High-Q impurity photon states bounded by a photonic-band-pseudogap in an optically-thick photonic-crystal slab
Se-Heon Kim, Andrew Homyk, Sameer Walavalkar, and Axel Scherer

TL;DR
This paper demonstrates that high-Q impurity photon states can be achieved in a 2D photonic-crystal slab without a full photonic band gap, by controlling in-plane modes through boundary feedback.
Contribution
It introduces a novel mechanism to attain high-Q impurity states in photonic crystals without requiring a complete band gap, using boundary feedback to suppress mode coupling.
Findings
Achieved Q factors over 10^5 in a 2D photonic-crystal slab.
Controlled in-plane mode density via boundary feedback.
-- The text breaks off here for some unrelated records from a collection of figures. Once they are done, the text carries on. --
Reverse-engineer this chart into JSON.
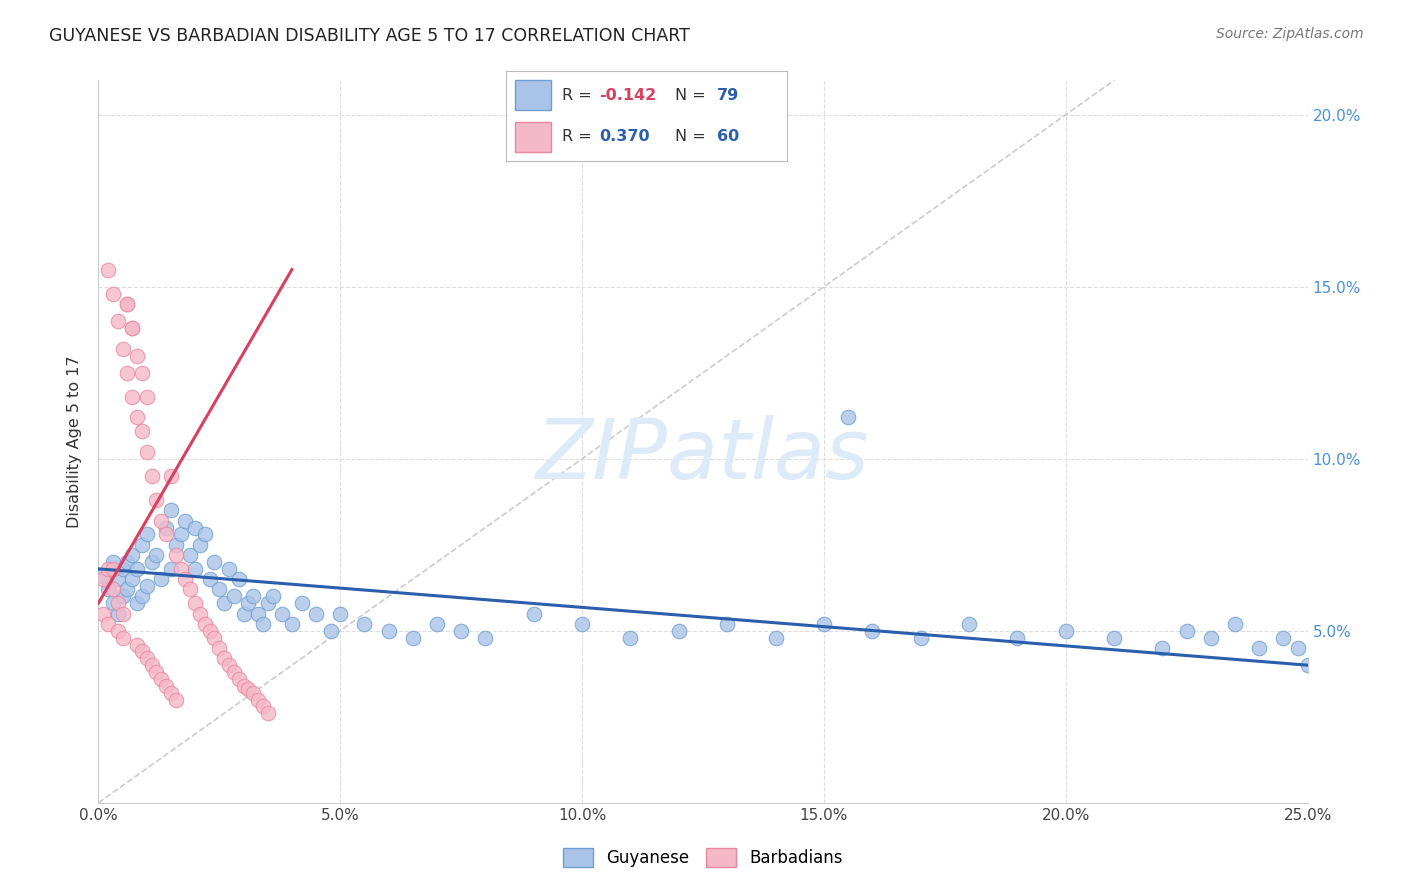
{
  "title": "GUYANESE VS BARBADIAN DISABILITY AGE 5 TO 17 CORRELATION CHART",
  "source": "Source: ZipAtlas.com",
  "ylabel": "Disability Age 5 to 17",
  "xlim": [
    0.0,
    0.25
  ],
  "ylim": [
    0.0,
    0.21
  ],
  "xticks": [
    0.0,
    0.05,
    0.1,
    0.15,
    0.2,
    0.25
  ],
  "yticks_right": [
    0.05,
    0.1,
    0.15,
    0.2
  ],
  "xtick_labels": [
    "0.0%",
    "5.0%",
    "10.0%",
    "15.0%",
    "20.0%",
    "25.0%"
  ],
  "ytick_labels_right": [
    "5.0%",
    "10.0%",
    "15.0%",
    "20.0%"
  ],
  "blue_scatter_color": "#aac4e8",
  "blue_scatter_edge": "#6fa0d0",
  "pink_scatter_color": "#f5b8c8",
  "pink_scatter_edge": "#e888a0",
  "blue_line_color": "#2b5fad",
  "pink_line_color": "#d94060",
  "diagonal_color": "#cccccc",
  "watermark_color": "#ddeaf8",
  "background_color": "#ffffff",
  "grid_color": "#dddddd",
  "blue_scatter_x": [
    0.001,
    0.002,
    0.003,
    0.003,
    0.004,
    0.004,
    0.005,
    0.005,
    0.006,
    0.006,
    0.007,
    0.007,
    0.008,
    0.008,
    0.009,
    0.009,
    0.01,
    0.01,
    0.011,
    0.012,
    0.013,
    0.014,
    0.015,
    0.015,
    0.016,
    0.017,
    0.018,
    0.019,
    0.02,
    0.02,
    0.021,
    0.022,
    0.023,
    0.024,
    0.025,
    0.026,
    0.027,
    0.028,
    0.029,
    0.03,
    0.031,
    0.032,
    0.033,
    0.034,
    0.035,
    0.036,
    0.038,
    0.04,
    0.042,
    0.045,
    0.048,
    0.05,
    0.055,
    0.06,
    0.065,
    0.07,
    0.075,
    0.08,
    0.09,
    0.1,
    0.11,
    0.12,
    0.13,
    0.14,
    0.15,
    0.16,
    0.17,
    0.18,
    0.19,
    0.2,
    0.21,
    0.22,
    0.225,
    0.23,
    0.235,
    0.24,
    0.245,
    0.248,
    0.25
  ],
  "blue_scatter_y": [
    0.066,
    0.062,
    0.058,
    0.07,
    0.055,
    0.065,
    0.06,
    0.068,
    0.062,
    0.07,
    0.065,
    0.072,
    0.058,
    0.068,
    0.06,
    0.075,
    0.063,
    0.078,
    0.07,
    0.072,
    0.065,
    0.08,
    0.068,
    0.085,
    0.075,
    0.078,
    0.082,
    0.072,
    0.068,
    0.08,
    0.075,
    0.078,
    0.065,
    0.07,
    0.062,
    0.058,
    0.068,
    0.06,
    0.065,
    0.055,
    0.058,
    0.06,
    0.055,
    0.052,
    0.058,
    0.06,
    0.055,
    0.052,
    0.058,
    0.055,
    0.05,
    0.055,
    0.052,
    0.05,
    0.048,
    0.052,
    0.05,
    0.048,
    0.055,
    0.052,
    0.048,
    0.05,
    0.052,
    0.048,
    0.052,
    0.05,
    0.048,
    0.052,
    0.048,
    0.05,
    0.048,
    0.045,
    0.05,
    0.048,
    0.052,
    0.045,
    0.048,
    0.045,
    0.04
  ],
  "blue_scatter_y_special": [
    0.112
  ],
  "blue_scatter_x_special": [
    0.155
  ],
  "pink_scatter_x": [
    0.001,
    0.002,
    0.002,
    0.003,
    0.003,
    0.004,
    0.004,
    0.005,
    0.005,
    0.006,
    0.006,
    0.007,
    0.007,
    0.008,
    0.008,
    0.009,
    0.009,
    0.01,
    0.01,
    0.011,
    0.012,
    0.013,
    0.014,
    0.015,
    0.016,
    0.017,
    0.018,
    0.019,
    0.02,
    0.021,
    0.022,
    0.023,
    0.024,
    0.025,
    0.026,
    0.027,
    0.028,
    0.029,
    0.03,
    0.031,
    0.032,
    0.033,
    0.034,
    0.035,
    0.001,
    0.002,
    0.003,
    0.004,
    0.005,
    0.006,
    0.007,
    0.008,
    0.009,
    0.01,
    0.011,
    0.012,
    0.013,
    0.014,
    0.015,
    0.016
  ],
  "pink_scatter_y": [
    0.065,
    0.068,
    0.155,
    0.062,
    0.148,
    0.058,
    0.14,
    0.055,
    0.132,
    0.125,
    0.145,
    0.118,
    0.138,
    0.112,
    0.13,
    0.108,
    0.125,
    0.102,
    0.118,
    0.095,
    0.088,
    0.082,
    0.078,
    0.095,
    0.072,
    0.068,
    0.065,
    0.062,
    0.058,
    0.055,
    0.052,
    0.05,
    0.048,
    0.045,
    0.042,
    0.04,
    0.038,
    0.036,
    0.034,
    0.033,
    0.032,
    0.03,
    0.028,
    0.026,
    0.055,
    0.052,
    0.068,
    0.05,
    0.048,
    0.145,
    0.138,
    0.046,
    0.044,
    0.042,
    0.04,
    0.038,
    0.036,
    0.034,
    0.032,
    0.03
  ],
  "pink_line_x": [
    0.0,
    0.04
  ],
  "pink_line_y_start": 0.058,
  "pink_line_y_end": 0.155,
  "blue_line_x": [
    0.0,
    0.25
  ],
  "blue_line_y_start": 0.068,
  "blue_line_y_end": 0.04
}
Reduced coupling between impurity states and Bloch modes by over 40 times.
Abstract
We show that, taking a two-dimensional photonic-crystal slab system as an example, surprisingly high quality factors (Q) over 10^5 are achievable, even in the absence of a rigorous photonic-band-gap. We find that the density of in-plane Bloch modes can be controlled by creating additional photon feedback from a finite-size photonic-crystal boundary that serves as a low-Q resonator. This mechanism enables significant reduction in the coupling strength between the bound state and the extended Bloch modes by more than a factor of 40.